Callon Petroleum Co. has agreed to purchase more than 6,000 gross acres of both undeveloped and producing property, spread across four Texas counties in the Midland Basin, from undisclosed private sellers for $212.6 million in cash.
Callon, an independent exploration and production (E&P) company based in Natchez, MS, said the 6,230 gross (3,862 net) acres are in Andrews, Ector, Martin and Midland counties, but that 95% of the acreage is in Andrews and Midland, near the company's existing Carpe Diem and Pecan Acres fields in Midland.
According to Callon, the acquired acreage also includes:
- 188 gross (117 net) potential horizontal drilling locations targeting the Wolfcamp B, Lower Spraberry and Middle Spraberry zones, which are currently producing in offsetting fields;
- 252 gross (156 net) additional potential horizontal drilling locations targeting four other prospective zones, including the Wolfcamp A, Wolfcamp D (Cline), Clearfork and Jo Mill;
- 1,465 Boe/d (68% oil) estimated average net daily production during 2Q2014; and
- 4.0 million boe of net proved developed producing reserves as of June 30, based on Callon's internal estimates.
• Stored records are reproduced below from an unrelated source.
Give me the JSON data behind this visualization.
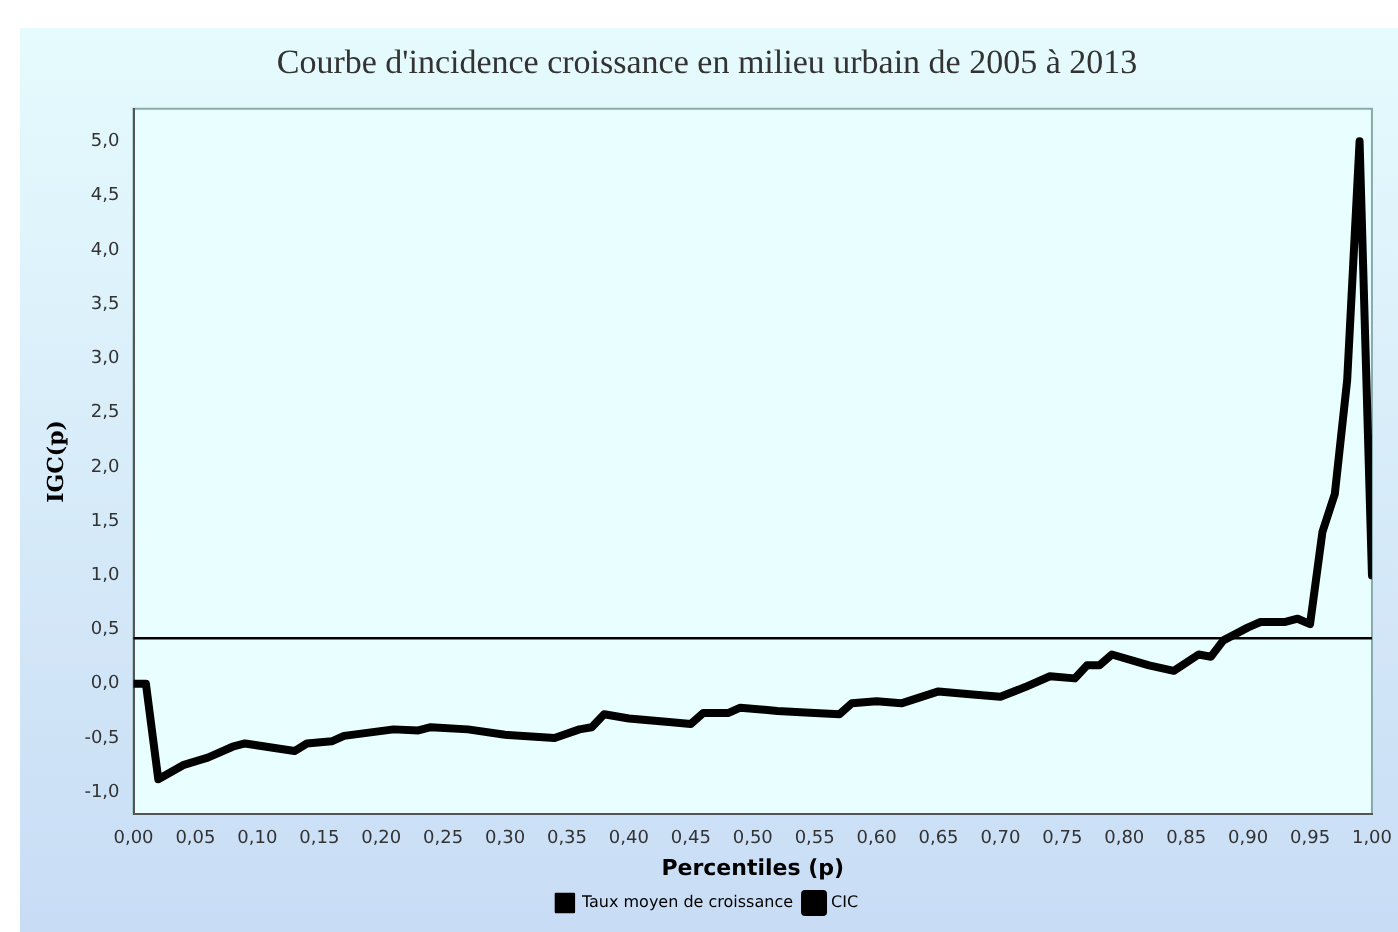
{
  "chart_data": {
    "type": "line",
    "title": "Courbe d'incidence croissance en milieu urbain de 2005 à 2013",
    "xlabel": "Percentiles (p)",
    "ylabel": "IGC(p)",
    "xlim": [
      0,
      1
    ],
    "xticks": [
      {
        "value": 0,
        "label": "0,00"
      },
      {
        "value": 0.05,
        "label": "0,05"
      },
      {
        "value": 0.1,
        "label": "0,10"
      },
      {
        "value": 0.15,
        "label": "0,15"
      },
      {
        "value": 0.2,
        "label": "0,20"
      },
      {
        "value": 0.25,
        "label": "0,25"
      },
      {
        "value": 0.3,
        "label": "0,30"
      },
      {
        "value": 0.35,
        "label": "0,35"
      },
      {
        "value": 0.4,
        "label": "0,40"
      },
      {
        "value": 0.45,
        "label": "0,45"
      },
      {
        "value": 0.5,
        "label": "0,50"
      },
      {
        "value": 0.55,
        "label": "0,55"
      },
      {
        "value": 0.6,
        "label": "0,60"
      },
      {
        "value": 0.65,
        "label": "0,65"
      },
      {
        "value": 0.7,
        "label": "0,70"
      },
      {
        "value": 0.75,
        "label": "0,75"
      },
      {
        "value": 0.8,
        "label": "0,80"
      },
      {
        "value": 0.85,
        "label": "0,85"
      },
      {
        "value": 0.9,
        "label": "0,90"
      },
      {
        "value": 0.95,
        "label": "0,95"
      },
      {
        "value": 1,
        "label": "1,00"
      }
    ],
    "ylim": [
      -1.2,
      5.3
    ],
    "yticks": [
      {
        "value": -1,
        "label": "-1,0"
      },
      {
        "value": -0.5,
        "label": "-0,5"
      },
      {
        "value": 0,
        "label": "0,0"
      },
      {
        "value": 0.5,
        "label": "0,5"
      },
      {
        "value": 1,
        "label": "1,0"
      },
      {
        "value": 1.5,
        "label": "1,5"
      },
      {
        "value": 2,
        "label": "2,0"
      },
      {
        "value": 2.5,
        "label": "2,5"
      },
      {
        "value": 3,
        "label": "3,0"
      },
      {
        "value": 3.5,
        "label": "3,5"
      },
      {
        "value": 4,
        "label": "4,0"
      },
      {
        "value": 4.5,
        "label": "4,5"
      },
      {
        "value": 5,
        "label": "5,0"
      }
    ],
    "grid": false,
    "legend": "bottom",
    "marker": "none",
    "series": [
      {
        "name": "Taux moyen de croissance",
        "color": "#000000",
        "x": [
          0,
          1
        ],
        "values": [
          0.42,
          0.42
        ]
      },
      {
        "name": "CIC",
        "color": "#000000",
        "x": [
          0,
          0.01,
          0.02,
          0.04,
          0.06,
          0.08,
          0.09,
          0.13,
          0.14,
          0.16,
          0.17,
          0.19,
          0.21,
          0.23,
          0.24,
          0.27,
          0.3,
          0.34,
          0.36,
          0.37,
          0.38,
          0.4,
          0.43,
          0.45,
          0.46,
          0.48,
          0.49,
          0.52,
          0.55,
          0.57,
          0.58,
          0.6,
          0.62,
          0.65,
          0.68,
          0.7,
          0.72,
          0.74,
          0.76,
          0.77,
          0.78,
          0.79,
          0.82,
          0.84,
          0.86,
          0.87,
          0.88,
          0.9,
          0.91,
          0.93,
          0.94,
          0.95,
          0.96,
          0.97,
          0.98,
          0.99,
          1
        ],
        "values": [
          0,
          0,
          -0.88,
          -0.75,
          -0.68,
          -0.58,
          -0.55,
          -0.62,
          -0.55,
          -0.53,
          -0.48,
          -0.45,
          -0.42,
          -0.43,
          -0.4,
          -0.42,
          -0.47,
          -0.5,
          -0.42,
          -0.4,
          -0.28,
          -0.32,
          -0.35,
          -0.37,
          -0.27,
          -0.27,
          -0.22,
          -0.25,
          -0.27,
          -0.28,
          -0.18,
          -0.16,
          -0.18,
          -0.07,
          -0.1,
          -0.12,
          -0.03,
          0.07,
          0.05,
          0.17,
          0.17,
          0.27,
          0.17,
          0.12,
          0.27,
          0.25,
          0.4,
          0.52,
          0.57,
          0.57,
          0.6,
          0.55,
          1.4,
          1.75,
          2.8,
          5,
          1
        ]
      }
    ]
  }
}
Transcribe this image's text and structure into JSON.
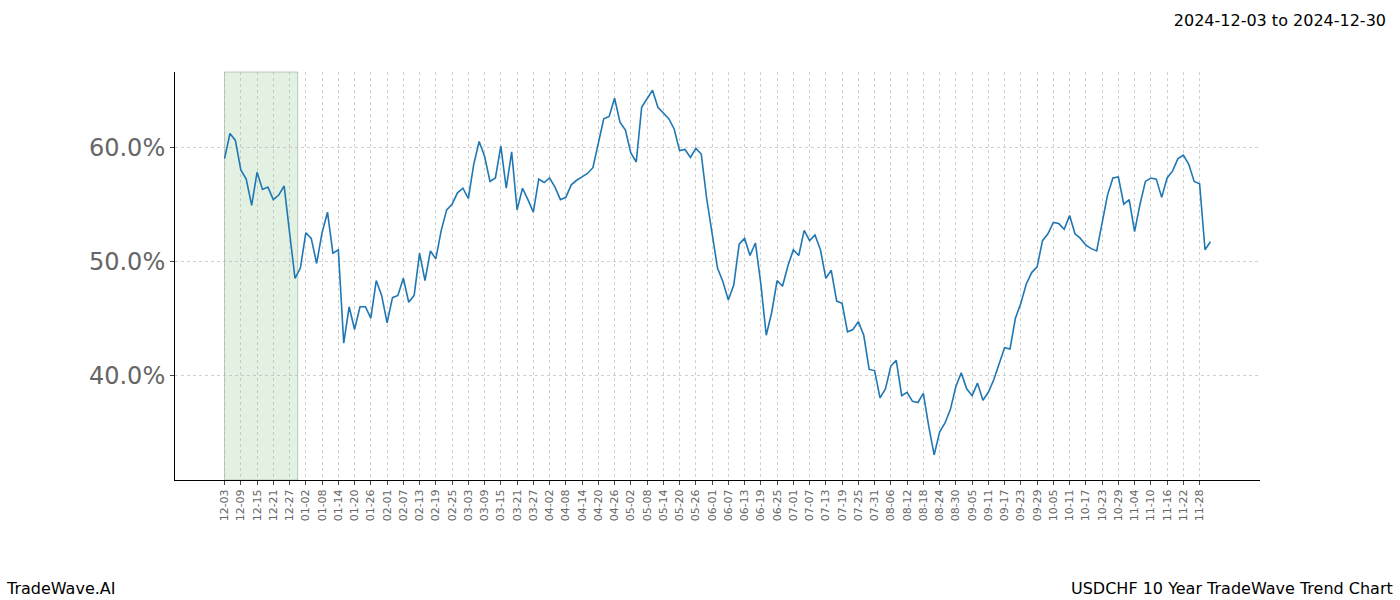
{
  "chart_data": {
    "type": "line",
    "title": "2024-12-03 to 2024-12-30",
    "annotations": [
      {
        "text": "TradeWave.AI"
      },
      {
        "text": "USDCHF 10 Year TradeWave Trend Chart"
      }
    ],
    "categories": [
      "12-03",
      null,
      null,
      "12-09",
      null,
      null,
      "12-15",
      null,
      null,
      "12-21",
      null,
      null,
      "12-27",
      null,
      null,
      "01-02",
      null,
      null,
      "01-08",
      null,
      null,
      "01-14",
      null,
      null,
      "01-20",
      null,
      null,
      "01-26",
      null,
      null,
      "02-01",
      null,
      null,
      "02-07",
      null,
      null,
      "02-13",
      null,
      null,
      "02-19",
      null,
      null,
      "02-25",
      null,
      null,
      "03-03",
      null,
      null,
      "03-09",
      null,
      null,
      "03-15",
      null,
      null,
      "03-21",
      null,
      null,
      "03-27",
      null,
      null,
      "04-02",
      null,
      null,
      "04-08",
      null,
      null,
      "04-14",
      null,
      null,
      "04-20",
      null,
      null,
      "04-26",
      null,
      null,
      "05-02",
      null,
      null,
      "05-08",
      null,
      null,
      "05-14",
      null,
      null,
      "05-20",
      null,
      null,
      "05-26",
      null,
      null,
      "06-01",
      null,
      null,
      "06-07",
      null,
      null,
      "06-13",
      null,
      null,
      "06-19",
      null,
      null,
      "06-25",
      null,
      null,
      "07-01",
      null,
      null,
      "07-07",
      null,
      null,
      "07-13",
      null,
      null,
      "07-19",
      null,
      null,
      "07-25",
      null,
      null,
      "07-31",
      null,
      null,
      "08-06",
      null,
      null,
      "08-12",
      null,
      null,
      "08-18",
      null,
      null,
      "08-24",
      null,
      null,
      "08-30",
      null,
      null,
      "09-05",
      null,
      null,
      "09-11",
      null,
      null,
      "09-17",
      null,
      null,
      "09-23",
      null,
      null,
      "09-29",
      null,
      null,
      "10-05",
      null,
      null,
      "10-11",
      null,
      null,
      "10-17",
      null,
      null,
      "10-23",
      null,
      null,
      "10-29",
      null,
      null,
      "11-04",
      null,
      null,
      "11-10",
      null,
      null,
      "11-16",
      null,
      null,
      "11-22",
      null,
      null,
      "11-28",
      null,
      null
    ],
    "values": [
      59.0,
      61.2,
      60.6,
      58.0,
      57.2,
      54.9,
      57.8,
      56.3,
      56.5,
      55.4,
      55.8,
      56.6,
      52.5,
      48.5,
      49.4,
      52.5,
      52.0,
      49.8,
      52.5,
      54.3,
      50.7,
      51.0,
      42.8,
      46.0,
      44.0,
      46.0,
      46.0,
      45.0,
      48.3,
      47.0,
      44.6,
      46.8,
      47.0,
      48.5,
      46.4,
      47.0,
      50.7,
      48.3,
      50.9,
      50.2,
      52.7,
      54.5,
      55.0,
      56.0,
      56.4,
      55.5,
      58.5,
      60.5,
      59.2,
      57.0,
      57.3,
      60.1,
      56.4,
      59.6,
      54.5,
      56.4,
      55.4,
      54.3,
      57.2,
      56.9,
      57.3,
      56.5,
      55.4,
      55.6,
      56.7,
      57.1,
      57.4,
      57.7,
      58.2,
      60.5,
      62.5,
      62.7,
      64.3,
      62.2,
      61.5,
      59.5,
      58.7,
      63.5,
      64.3,
      65.0,
      63.5,
      63.0,
      62.5,
      61.6,
      59.7,
      59.8,
      59.1,
      59.9,
      59.4,
      55.5,
      52.3,
      49.4,
      48.2,
      46.6,
      47.9,
      51.5,
      52.0,
      50.5,
      51.6,
      48.0,
      43.5,
      45.5,
      48.3,
      47.8,
      49.6,
      51.0,
      50.5,
      52.7,
      51.8,
      52.3,
      51.0,
      48.5,
      49.2,
      46.5,
      46.3,
      43.8,
      44.0,
      44.7,
      43.5,
      40.5,
      40.4,
      38.0,
      38.8,
      40.8,
      41.3,
      38.2,
      38.5,
      37.7,
      37.6,
      38.4,
      35.5,
      33.0,
      35.0,
      35.8,
      37.0,
      39.0,
      40.2,
      38.8,
      38.2,
      39.3,
      37.8,
      38.5,
      39.6,
      41.1,
      42.4,
      42.3,
      45.0,
      46.3,
      48.0,
      49.0,
      49.5,
      51.8,
      52.4,
      53.4,
      53.3,
      52.8,
      54.0,
      52.4,
      52.0,
      51.4,
      51.1,
      50.9,
      53.4,
      55.8,
      57.3,
      57.4,
      55.0,
      55.4,
      52.6,
      55.0,
      57.0,
      57.3,
      57.2,
      55.6,
      57.3,
      57.9,
      59.0,
      59.3,
      58.5,
      57.0,
      56.8,
      51.0,
      51.7
    ],
    "color": "#1f77b4",
    "highlight": [
      0,
      13.5
    ],
    "ylim": [
      30.8,
      66.6
    ],
    "yticks": [
      {
        "value": 40,
        "label": "40.0%"
      },
      {
        "value": 50,
        "label": "50.0%"
      },
      {
        "value": 60,
        "label": "60.0%"
      }
    ],
    "grid": true
  }
}
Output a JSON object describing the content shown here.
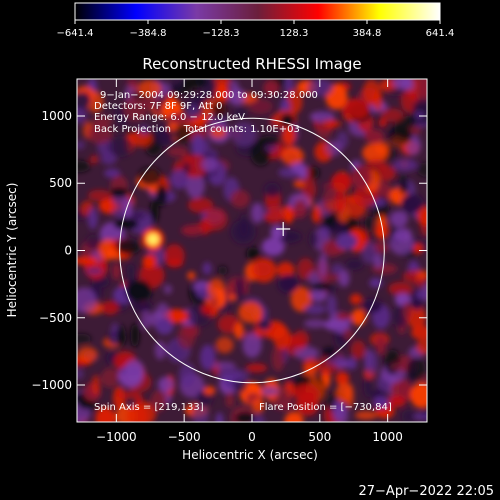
{
  "colorbar": {
    "tick_labels": [
      "−641.4",
      "−384.8",
      "−128.3",
      "128.3",
      "384.8",
      "641.4"
    ],
    "range": [
      -641.4,
      641.4
    ],
    "colormap": [
      "#000000",
      "#0000ff",
      "#7a3aa6",
      "#6b1f3c",
      "#ff0000",
      "#ffff00",
      "#ffffff"
    ]
  },
  "chart_data": {
    "type": "heatmap",
    "title": "Reconstructed RHESSI Image",
    "xlabel": "Heliocentric X (arcsec)",
    "ylabel": "Heliocentric Y (arcsec)",
    "xlim": [
      -1290,
      1290
    ],
    "ylim": [
      -1275,
      1275
    ],
    "x_ticks": [
      -1000,
      -500,
      0,
      500,
      1000
    ],
    "y_ticks": [
      -1000,
      -500,
      0,
      500,
      1000
    ],
    "x_tick_labels": [
      "−1000",
      "−500",
      "0",
      "500",
      "1000"
    ],
    "y_tick_labels": [
      "−1000",
      "−500",
      "0",
      "500",
      "1000"
    ],
    "solar_limb": {
      "center": [
        0,
        0
      ],
      "radius": 975
    },
    "marker": {
      "x": 230,
      "y": 160
    },
    "bright_source": {
      "x": -730,
      "y": 84
    },
    "info_lines": [
      "9−Jan−2004 09:29:28.000 to 09:30:28.000",
      "Detectors: 7F 8F 9F, Att 0",
      "Energy Range: 6.0 − 12.0 keV",
      "Back Projection    Total counts: 1.10E+03"
    ],
    "spin_axis": "Spin Axis = [219,133]",
    "flare_position": "Flare Position = [−730,84]"
  },
  "timestamp": "27−Apr−2022 22:05"
}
Callon added that no proved undeveloped reserves were estimated, given legacy vertical development and the company's plan to develop the field with horizontal wells. It added that 100% of the targeted horizontal zones in the acquired acreage is held by production.
"The acquisition of these properties represents another significant step in the execution of our strategic plan in the Midland Basin," said CEO Fred Callon. "The horizontal development of these fields will be immediately integrated into our recently announced capital plan to accelerate our drilling activity, and will also benefit from the knowledge base we have built from operations on our adjacent acreage.
"The fields are located in the core of the industry's multiple-zone development activity, and will add substantially to our existing inventory of potential well locations. As a result, we believe that this new development unit will be a catalyst for incremental increases in our drilling activity in the near future."
The deal calls for Callon to assume the role as operator after closing, upon which it will also own an estimated 62% working interest (46.5% net revenue interest). The company said one horizontal well on the property targeting the Wolfcamp B has been drilled to date, with two additional wells targeting the same formation in various stages of drilling and completion. Callon said a fourth well, targeting the Lower Spraberry, has been permitted and is scheduled to be drilled in 4Q2014.
Callon said the deal is subject to customary price adjustments, due diligence and closing conditions, and would have an effective date of May 1. The company secured a commitment for a term loan facility for an amount up to $275 million and an amended revolving credit facility with an initial borrowing base of $250 million. Callon said it hopes to close on the deal in early October.
Pro forma for the acquisition, coupled with a separate pending acquisition of 577 net acres in Reagan County, TX, Callon will have had 6,745 boe/d of estimated average net daily production during 2Q2014, with 80% of production weighted toward oil.
According to Callon's website, the company entered the Permian Basin in 2009 when it acquired approximately 8,800 net acres in the play for $16 million. The company now holds more than 30,000 net acres in the play.